Essa experiência no suporte foi a base de tudo que veio depois. “Fiz de tudo um pouco — fraude, marketing, atendimento. Eventualmente, entrei na área de afiliados, e é onde estou até hoje, há 20 anos.”

A mudança para Malta

Um ponto de virada aconteceu quando Miles recebeu uma proposta de emprego durante uma conferência de jogos. “Perguntaram: ‘Quer trabalhar em Malta?’ Eu nem sabia onde ficava Malta”, ele ri. “Seis meses depois, já estava morando lá.”

Desde então, ocupou cargos de liderança — chefe de afiliados, chefe de departamento — mas recentemente decidiu desacelerar. “Depois de um AVC e três ataques cardíacos, precisei colocar a saúde e a família em primeiro lugar”, diz. “O estresse de ter um cargo sênior já não compensava.” Ainda assim, ele admite que pode voltar à ativa um dia.

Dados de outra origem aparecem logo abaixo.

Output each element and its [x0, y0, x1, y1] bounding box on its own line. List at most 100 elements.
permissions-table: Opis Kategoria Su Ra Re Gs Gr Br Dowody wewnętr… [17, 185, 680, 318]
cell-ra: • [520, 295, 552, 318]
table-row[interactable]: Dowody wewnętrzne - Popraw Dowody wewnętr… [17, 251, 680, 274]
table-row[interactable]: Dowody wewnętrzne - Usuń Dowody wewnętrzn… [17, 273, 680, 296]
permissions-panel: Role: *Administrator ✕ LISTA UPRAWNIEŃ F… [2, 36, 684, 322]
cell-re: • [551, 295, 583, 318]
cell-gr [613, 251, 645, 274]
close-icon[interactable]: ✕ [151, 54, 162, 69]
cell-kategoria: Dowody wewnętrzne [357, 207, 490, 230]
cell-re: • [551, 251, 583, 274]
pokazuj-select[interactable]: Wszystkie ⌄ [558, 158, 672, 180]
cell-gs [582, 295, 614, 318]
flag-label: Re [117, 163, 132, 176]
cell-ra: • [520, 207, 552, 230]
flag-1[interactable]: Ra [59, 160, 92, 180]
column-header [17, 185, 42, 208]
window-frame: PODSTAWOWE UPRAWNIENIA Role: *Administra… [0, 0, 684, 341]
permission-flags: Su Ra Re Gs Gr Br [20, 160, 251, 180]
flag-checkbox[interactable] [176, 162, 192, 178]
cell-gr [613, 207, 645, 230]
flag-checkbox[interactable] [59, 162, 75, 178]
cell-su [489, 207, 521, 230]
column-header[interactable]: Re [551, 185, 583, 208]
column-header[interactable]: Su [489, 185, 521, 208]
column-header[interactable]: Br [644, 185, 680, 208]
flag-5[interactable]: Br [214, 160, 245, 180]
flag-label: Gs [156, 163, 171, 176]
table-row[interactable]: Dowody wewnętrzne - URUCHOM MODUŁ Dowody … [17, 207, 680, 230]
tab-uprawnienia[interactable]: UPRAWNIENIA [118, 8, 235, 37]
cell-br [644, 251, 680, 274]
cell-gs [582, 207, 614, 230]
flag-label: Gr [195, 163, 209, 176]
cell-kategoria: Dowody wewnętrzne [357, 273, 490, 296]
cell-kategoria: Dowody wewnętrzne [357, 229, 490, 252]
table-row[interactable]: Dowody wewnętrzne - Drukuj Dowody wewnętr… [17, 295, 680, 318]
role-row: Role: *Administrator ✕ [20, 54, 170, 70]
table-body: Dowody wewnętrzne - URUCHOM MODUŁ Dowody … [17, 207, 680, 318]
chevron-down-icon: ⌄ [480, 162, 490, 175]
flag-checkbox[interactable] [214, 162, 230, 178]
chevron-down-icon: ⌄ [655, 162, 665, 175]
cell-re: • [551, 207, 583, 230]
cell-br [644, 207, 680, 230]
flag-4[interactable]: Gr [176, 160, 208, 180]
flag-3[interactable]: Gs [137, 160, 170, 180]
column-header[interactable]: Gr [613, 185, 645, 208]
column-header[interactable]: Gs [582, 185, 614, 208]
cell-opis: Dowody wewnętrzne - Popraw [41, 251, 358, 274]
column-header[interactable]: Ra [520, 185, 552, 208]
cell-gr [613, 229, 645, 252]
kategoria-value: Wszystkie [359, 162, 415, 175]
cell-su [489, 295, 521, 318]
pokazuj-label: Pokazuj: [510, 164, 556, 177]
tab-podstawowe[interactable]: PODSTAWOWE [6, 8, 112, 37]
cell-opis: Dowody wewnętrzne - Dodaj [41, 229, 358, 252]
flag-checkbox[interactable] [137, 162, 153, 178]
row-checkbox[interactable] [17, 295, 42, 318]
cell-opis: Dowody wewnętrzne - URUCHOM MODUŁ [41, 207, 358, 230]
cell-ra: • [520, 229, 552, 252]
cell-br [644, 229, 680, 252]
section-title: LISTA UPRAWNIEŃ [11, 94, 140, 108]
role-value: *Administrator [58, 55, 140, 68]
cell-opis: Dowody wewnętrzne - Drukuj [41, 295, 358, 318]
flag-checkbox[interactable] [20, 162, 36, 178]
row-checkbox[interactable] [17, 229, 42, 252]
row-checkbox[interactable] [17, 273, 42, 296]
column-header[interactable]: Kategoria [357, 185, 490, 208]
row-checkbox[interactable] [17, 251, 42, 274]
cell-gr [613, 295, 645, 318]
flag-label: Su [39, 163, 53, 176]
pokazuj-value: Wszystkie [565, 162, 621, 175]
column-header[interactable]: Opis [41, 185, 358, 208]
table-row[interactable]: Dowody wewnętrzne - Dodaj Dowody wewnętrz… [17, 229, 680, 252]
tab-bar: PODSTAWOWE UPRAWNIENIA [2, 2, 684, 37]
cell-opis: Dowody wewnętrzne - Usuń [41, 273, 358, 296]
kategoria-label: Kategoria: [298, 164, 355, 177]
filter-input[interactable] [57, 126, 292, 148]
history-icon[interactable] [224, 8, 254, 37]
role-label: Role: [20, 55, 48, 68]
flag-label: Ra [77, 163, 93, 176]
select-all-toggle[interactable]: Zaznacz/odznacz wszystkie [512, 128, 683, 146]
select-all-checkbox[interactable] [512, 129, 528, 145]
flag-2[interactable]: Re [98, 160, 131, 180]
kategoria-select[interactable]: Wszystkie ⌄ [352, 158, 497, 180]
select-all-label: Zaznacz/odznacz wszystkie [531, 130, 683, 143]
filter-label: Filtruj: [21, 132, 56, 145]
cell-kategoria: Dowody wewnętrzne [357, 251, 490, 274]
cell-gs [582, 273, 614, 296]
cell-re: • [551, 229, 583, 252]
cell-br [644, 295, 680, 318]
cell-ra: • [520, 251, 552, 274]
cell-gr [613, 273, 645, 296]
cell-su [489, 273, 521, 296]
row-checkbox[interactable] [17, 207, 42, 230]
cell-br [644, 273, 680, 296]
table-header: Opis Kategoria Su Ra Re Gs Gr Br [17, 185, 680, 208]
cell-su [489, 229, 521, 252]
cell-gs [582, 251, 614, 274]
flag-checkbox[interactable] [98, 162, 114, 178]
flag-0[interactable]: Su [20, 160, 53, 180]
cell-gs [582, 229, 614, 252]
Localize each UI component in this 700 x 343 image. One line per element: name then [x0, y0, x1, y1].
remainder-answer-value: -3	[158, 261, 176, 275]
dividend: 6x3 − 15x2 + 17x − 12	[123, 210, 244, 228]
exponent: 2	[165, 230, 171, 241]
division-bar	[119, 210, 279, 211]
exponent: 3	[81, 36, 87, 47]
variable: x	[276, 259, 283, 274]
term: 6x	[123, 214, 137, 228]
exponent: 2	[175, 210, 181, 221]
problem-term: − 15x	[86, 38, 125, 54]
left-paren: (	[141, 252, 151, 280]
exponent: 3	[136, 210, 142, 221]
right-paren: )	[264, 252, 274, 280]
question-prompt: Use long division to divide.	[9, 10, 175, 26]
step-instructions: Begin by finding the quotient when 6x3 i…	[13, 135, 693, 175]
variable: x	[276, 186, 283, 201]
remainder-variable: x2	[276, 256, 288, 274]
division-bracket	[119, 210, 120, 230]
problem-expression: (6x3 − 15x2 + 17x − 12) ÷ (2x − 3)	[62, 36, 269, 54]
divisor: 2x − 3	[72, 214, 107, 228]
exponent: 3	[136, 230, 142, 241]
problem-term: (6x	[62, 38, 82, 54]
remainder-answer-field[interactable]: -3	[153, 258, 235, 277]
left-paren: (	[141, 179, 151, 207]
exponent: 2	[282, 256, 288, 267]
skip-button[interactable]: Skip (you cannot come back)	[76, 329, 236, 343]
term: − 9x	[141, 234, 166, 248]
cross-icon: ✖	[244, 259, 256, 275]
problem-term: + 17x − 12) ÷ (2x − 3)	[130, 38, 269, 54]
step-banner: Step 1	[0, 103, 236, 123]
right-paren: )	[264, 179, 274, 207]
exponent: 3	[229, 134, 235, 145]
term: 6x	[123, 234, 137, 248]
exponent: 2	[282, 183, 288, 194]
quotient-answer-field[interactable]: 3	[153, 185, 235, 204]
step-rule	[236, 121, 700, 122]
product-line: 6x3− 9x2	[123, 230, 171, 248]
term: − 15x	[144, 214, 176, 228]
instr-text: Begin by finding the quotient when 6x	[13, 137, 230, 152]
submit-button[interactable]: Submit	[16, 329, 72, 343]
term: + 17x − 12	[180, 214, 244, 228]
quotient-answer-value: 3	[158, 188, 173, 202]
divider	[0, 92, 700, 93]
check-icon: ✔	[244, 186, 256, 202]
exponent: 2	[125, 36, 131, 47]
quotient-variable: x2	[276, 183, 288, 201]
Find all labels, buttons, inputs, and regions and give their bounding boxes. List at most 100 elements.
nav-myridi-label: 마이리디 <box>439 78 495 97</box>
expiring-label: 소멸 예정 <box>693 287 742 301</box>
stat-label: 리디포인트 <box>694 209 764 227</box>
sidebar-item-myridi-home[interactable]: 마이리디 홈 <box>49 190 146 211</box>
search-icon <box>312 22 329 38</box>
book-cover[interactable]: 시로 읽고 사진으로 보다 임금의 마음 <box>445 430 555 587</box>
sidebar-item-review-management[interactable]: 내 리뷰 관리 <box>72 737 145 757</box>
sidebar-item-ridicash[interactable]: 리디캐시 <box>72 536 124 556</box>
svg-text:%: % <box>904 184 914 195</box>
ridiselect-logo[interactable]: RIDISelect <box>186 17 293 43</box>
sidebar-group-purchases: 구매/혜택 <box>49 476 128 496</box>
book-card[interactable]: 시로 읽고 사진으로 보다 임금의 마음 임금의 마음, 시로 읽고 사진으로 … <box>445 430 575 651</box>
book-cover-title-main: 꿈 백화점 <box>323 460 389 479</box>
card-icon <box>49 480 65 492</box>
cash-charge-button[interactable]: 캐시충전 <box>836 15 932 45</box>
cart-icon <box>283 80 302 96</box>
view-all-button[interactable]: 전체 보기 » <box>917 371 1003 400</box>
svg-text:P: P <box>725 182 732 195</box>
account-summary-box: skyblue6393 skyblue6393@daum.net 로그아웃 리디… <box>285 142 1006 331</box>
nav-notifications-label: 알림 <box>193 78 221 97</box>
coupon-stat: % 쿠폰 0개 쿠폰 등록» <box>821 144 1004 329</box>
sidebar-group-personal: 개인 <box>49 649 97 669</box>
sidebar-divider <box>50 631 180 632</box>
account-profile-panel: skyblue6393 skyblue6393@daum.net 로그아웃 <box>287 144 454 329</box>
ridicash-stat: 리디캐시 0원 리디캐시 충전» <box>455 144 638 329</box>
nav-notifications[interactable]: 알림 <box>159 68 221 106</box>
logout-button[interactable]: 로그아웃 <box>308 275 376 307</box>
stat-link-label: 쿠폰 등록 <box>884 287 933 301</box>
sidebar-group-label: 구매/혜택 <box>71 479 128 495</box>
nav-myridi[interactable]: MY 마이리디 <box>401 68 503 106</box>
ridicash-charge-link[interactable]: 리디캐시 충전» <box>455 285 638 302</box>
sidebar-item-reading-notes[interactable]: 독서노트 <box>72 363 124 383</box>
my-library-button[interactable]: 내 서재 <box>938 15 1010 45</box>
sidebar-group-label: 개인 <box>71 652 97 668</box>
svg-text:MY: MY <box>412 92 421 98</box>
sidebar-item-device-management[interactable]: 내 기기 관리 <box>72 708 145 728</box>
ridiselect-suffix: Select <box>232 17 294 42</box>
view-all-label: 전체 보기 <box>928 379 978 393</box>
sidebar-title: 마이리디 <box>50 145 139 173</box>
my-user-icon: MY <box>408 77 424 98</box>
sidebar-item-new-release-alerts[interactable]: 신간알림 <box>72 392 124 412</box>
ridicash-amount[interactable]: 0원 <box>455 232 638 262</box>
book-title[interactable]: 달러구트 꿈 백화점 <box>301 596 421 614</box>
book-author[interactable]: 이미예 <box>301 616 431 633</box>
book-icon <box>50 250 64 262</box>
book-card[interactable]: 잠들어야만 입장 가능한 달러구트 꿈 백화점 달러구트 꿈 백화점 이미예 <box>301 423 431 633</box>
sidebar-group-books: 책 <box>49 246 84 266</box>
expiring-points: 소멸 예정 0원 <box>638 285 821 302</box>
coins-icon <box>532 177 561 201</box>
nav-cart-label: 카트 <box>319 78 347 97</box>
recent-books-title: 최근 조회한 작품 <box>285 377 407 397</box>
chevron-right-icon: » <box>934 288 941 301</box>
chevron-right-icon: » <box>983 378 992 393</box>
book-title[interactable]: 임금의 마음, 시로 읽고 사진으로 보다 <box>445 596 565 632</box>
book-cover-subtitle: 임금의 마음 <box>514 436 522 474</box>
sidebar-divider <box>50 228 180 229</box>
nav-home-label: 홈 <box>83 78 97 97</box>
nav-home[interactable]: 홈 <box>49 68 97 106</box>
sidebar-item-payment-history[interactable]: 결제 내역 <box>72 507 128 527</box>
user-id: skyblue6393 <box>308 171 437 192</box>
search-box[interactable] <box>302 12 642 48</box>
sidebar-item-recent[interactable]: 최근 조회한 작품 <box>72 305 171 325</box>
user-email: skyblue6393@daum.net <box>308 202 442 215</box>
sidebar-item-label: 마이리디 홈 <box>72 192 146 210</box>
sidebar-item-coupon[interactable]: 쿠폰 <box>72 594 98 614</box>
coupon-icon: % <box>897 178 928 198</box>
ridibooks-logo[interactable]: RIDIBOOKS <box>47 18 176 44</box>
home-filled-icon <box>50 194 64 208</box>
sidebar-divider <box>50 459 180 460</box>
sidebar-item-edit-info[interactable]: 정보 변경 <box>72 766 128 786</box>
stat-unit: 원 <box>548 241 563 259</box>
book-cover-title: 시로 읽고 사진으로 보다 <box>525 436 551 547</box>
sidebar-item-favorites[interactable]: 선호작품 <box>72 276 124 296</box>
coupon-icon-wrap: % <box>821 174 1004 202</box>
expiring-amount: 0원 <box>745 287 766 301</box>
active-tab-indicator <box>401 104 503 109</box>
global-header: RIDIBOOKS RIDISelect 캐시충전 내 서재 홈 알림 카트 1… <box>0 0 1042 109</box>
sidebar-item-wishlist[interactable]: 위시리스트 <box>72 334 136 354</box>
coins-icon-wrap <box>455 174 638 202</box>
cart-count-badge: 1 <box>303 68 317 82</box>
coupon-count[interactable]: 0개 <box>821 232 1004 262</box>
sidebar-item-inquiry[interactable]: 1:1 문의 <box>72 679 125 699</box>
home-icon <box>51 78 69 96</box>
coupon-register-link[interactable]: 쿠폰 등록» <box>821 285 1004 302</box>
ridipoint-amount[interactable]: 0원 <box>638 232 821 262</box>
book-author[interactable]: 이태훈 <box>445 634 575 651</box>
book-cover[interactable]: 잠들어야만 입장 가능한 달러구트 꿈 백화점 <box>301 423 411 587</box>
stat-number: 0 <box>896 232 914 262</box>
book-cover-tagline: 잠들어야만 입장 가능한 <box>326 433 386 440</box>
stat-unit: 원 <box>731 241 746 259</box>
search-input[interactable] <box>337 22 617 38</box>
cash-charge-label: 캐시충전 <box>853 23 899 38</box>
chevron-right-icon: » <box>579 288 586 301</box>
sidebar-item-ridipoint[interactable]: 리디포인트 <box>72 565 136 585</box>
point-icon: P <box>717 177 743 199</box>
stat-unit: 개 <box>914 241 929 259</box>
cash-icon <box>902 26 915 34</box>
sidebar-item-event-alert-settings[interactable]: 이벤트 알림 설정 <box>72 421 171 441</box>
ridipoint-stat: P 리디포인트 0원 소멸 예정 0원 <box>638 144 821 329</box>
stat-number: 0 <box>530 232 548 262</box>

Antes e agora: duas indústrias completamente diferentes

Ao comparar o passado com o presente do setor, Miles é direto. “No começo, o objetivo era só trazer jogadores e fazer com que depositassem. Ninguém pedia documento nem comprovante de renda”, diz. “Hoje é tudo sobre regulamentação, conformidade, KYC. É outro mundo.”

Até o marketing mudou radicalmente. “Hoje em dia, a pessoa digita um tema no ChatGPT e publica o resultado no LinkedIn”, comenta com certa frustração. “Naquela época, você precisava saber o que estava dizendo.”

Para Miles, a honestidade sempre foi essencial. “Nunca prometo o que não posso entregar”, afirma. “Se vai demorar três semanas para criar um banner, eu aviso logo. As pessoas valorizam isso. É assim que se constrói confiança no setor.”

O impacto mental

Mas o preço cobrado é alto. “É um setor movido a dinheiro”, reconhece Miles. “Quando o sistema bancário falha ou algo quebra às três da manhã, é você que recebe a ligação. Isso teve um peso enorme nos meus problemas de saúde.”

Hoje, ele trabalha de casa em uma empresa que preza pelo equilíbrio. “Confiam que eu vou fazer meu trabalho — e eu faço. Mas agora faço pilates duas vezes por semana. Estou cuidando de mim.” Ele também encontrou novos interesses: começou a escrever — lançou recentemente o livro Life in the Doghouse — e participa de ações beneficentes.

Mas não deixa de criticar como algumas empresas tratam o bem-estar dos colaboradores. “Te dão uma mesa de pingue-pongue e fazem festinhas, mas ninguém pergunta sobre sua saúde mental até você ser internado.”

Um legado no iGaming construído com persistência

Miles não está apenas contando sua carreira — ele está compartilhando parte da história do iGaming. “Era o velho oeste. A gente competia de andares diferentes no mesmo prédio. Mas fazíamos acontecer.”

E apesar do estresse, dos sustos com a saúde e das transformações do setor, Miles ainda sente o chamado da indústria. “Já tentei sair algumas vezes”, confessa, “mas sempre acabo voltando. É empolgante. É imprevisível. É viciante.”

Ele sorri e conclui: “Sou muito sortudo por ainda estar aqui para contar essa história.”